McGruder Brenna, Leibowitz Julian L

机构信息

Department of Microbial Pathogenesis and Immunology, Texas A & M University Health Science Center, Bryan, TX 77807, USA.

出版信息

J Gen Virol. 2015 Mar;96(Pt 3):494-506. doi: 10.1099/vir.0.069732-0. Epub 2014 Sep 24.

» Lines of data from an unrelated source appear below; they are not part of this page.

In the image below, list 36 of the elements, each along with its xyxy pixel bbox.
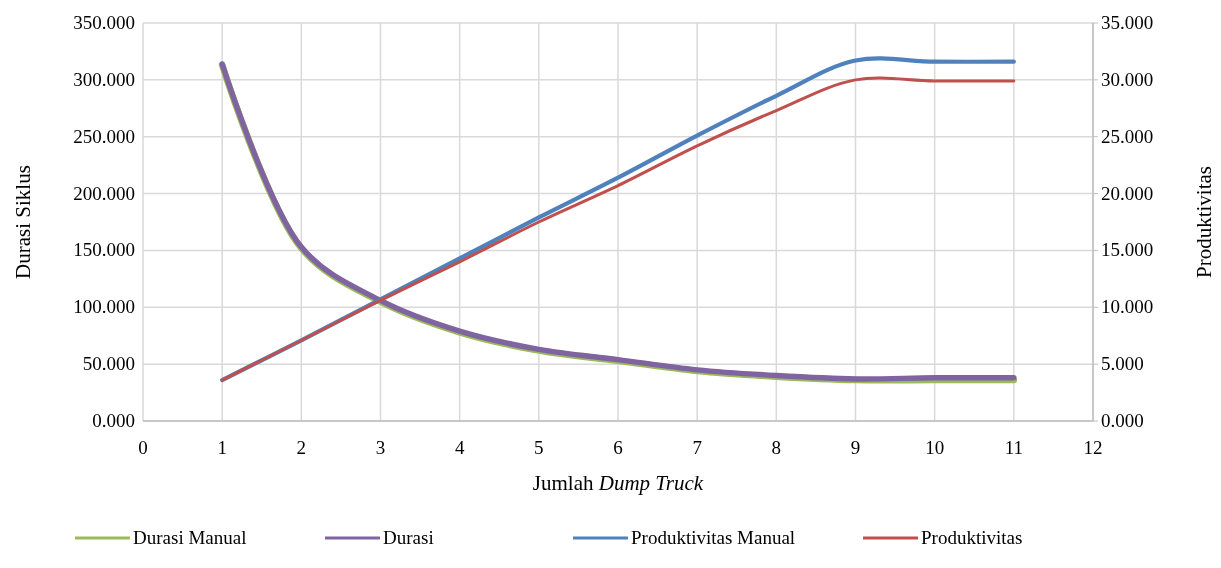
y2-tick-label: 5.000 [1101,353,1144,375]
x-tick-label: 6 [613,437,623,458]
x-tick-label: 0 [138,437,148,458]
x-tick-label: 4 [454,437,465,458]
x-tick-label: 3 [375,437,386,458]
y-tick-label: 200.000 [73,182,135,204]
x-tick-label: 10 [925,437,945,458]
y-tick-label: 0.000 [92,410,135,431]
y2-tick-label: 30.000 [1101,68,1154,90]
x-tick-label: 1 [217,437,227,458]
x-tick-label: 2 [296,437,307,458]
x-tick-label: 7 [692,437,702,458]
y2-tick-label: 10.000 [1101,296,1154,318]
legend-label: Produktivitas Manual [631,527,796,548]
y2-tick-label: 20.000 [1101,182,1154,204]
legend-label: Produktivitas [921,527,1023,548]
y2-axis-title: Produktivitas [1192,165,1216,279]
y2-tick-label: 35.000 [1101,12,1154,33]
y-tick-label: 150.000 [73,239,135,261]
x-tick-label: 8 [771,437,782,458]
y-tick-label: 50.000 [82,353,135,375]
y2-tick-label: 15.000 [1101,239,1154,261]
y-tick-label: 350.000 [73,12,135,33]
y-tick-label: 300.000 [73,68,135,90]
x-axis-title: Jumlah Dump Truck [532,471,704,495]
y-tick-label: 100.000 [73,296,135,318]
y-tick-label: 250.000 [73,125,135,147]
x-tick-label: 12 [1083,437,1103,458]
x-tick-label: 9 [850,437,861,458]
legend-label: Durasi Manual [133,527,247,548]
x-tick-label: 11 [1004,437,1023,458]
x-tick-label: 5 [534,437,544,458]
y2-tick-label: 0.000 [1101,410,1144,431]
y2-tick-label: 25.000 [1101,125,1154,147]
y-axis-title: Durasi Siklus [11,165,35,279]
legend-label: Durasi [383,527,434,548]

DOI:10.1099/vir.0.069732-0
PMID:25252685
原文链接:https://pmc.ncbi.nlm.nih.gov/articles/PMC4811657/
Abstract

Coronaviruses (CoVs) have been studied for over 60 years, but have only recently gained notoriety as deadly human pathogens with the emergence of severe respiratory syndrome CoV and Middle East respiratory syndrome virus. The rapid emergence of these viruses has demonstrated the need for good models to study severe CoV respiratory infection and pathogenesis. There are, currently, different methods and models for the study of CoV disease. The available genetic methods for the study and evaluation of CoV genetics are reviewed here. There are several animal models, both mouse and alternative animals, for the study of severe CoV respiratory disease that have been examined, each with different pros and cons relative to the actual pathogenesis of the disease in humans. A current limitation of these models is that no animal model perfectly recapitulates the disease seen in humans. Through the review and analysis of the available disease models, investigators can employ the most appropriate available model to study various aspects of CoV pathogenesis and evaluate possible antiviral treatments that may potentially be successful in future treatment and prevention of severe CoV respiratory infections.

摘要

冠状病毒(CoVs)已经被研究了60多年,但直到严重急性呼吸综合征冠状病毒和中东呼吸综合征病毒出现,它们才作为致命的人类病原体而声名狼藉。这些病毒的迅速出现表明需要良好的模型来研究严重冠状病毒呼吸道感染和发病机制。目前,有不同的方法和模型用于研究冠状病毒疾病。本文综述了用于研究和评估冠状病毒遗传学的现有遗传方法。有几种动物模型,包括小鼠和其他动物,用于研究严重冠状病毒呼吸道疾病,每种模型相对于人类疾病的实际发病机制都有不同的优缺点。这些模型目前的一个局限性是没有动物模型能完美再现人类所见的疾病。通过对现有疾病模型的综述和分析,研究人员可以采用最合适的现有模型来研究冠状病毒发病机制的各个方面,并评估可能在未来治疗和预防严重冠状病毒呼吸道感染中取得成功的抗病毒治疗方法。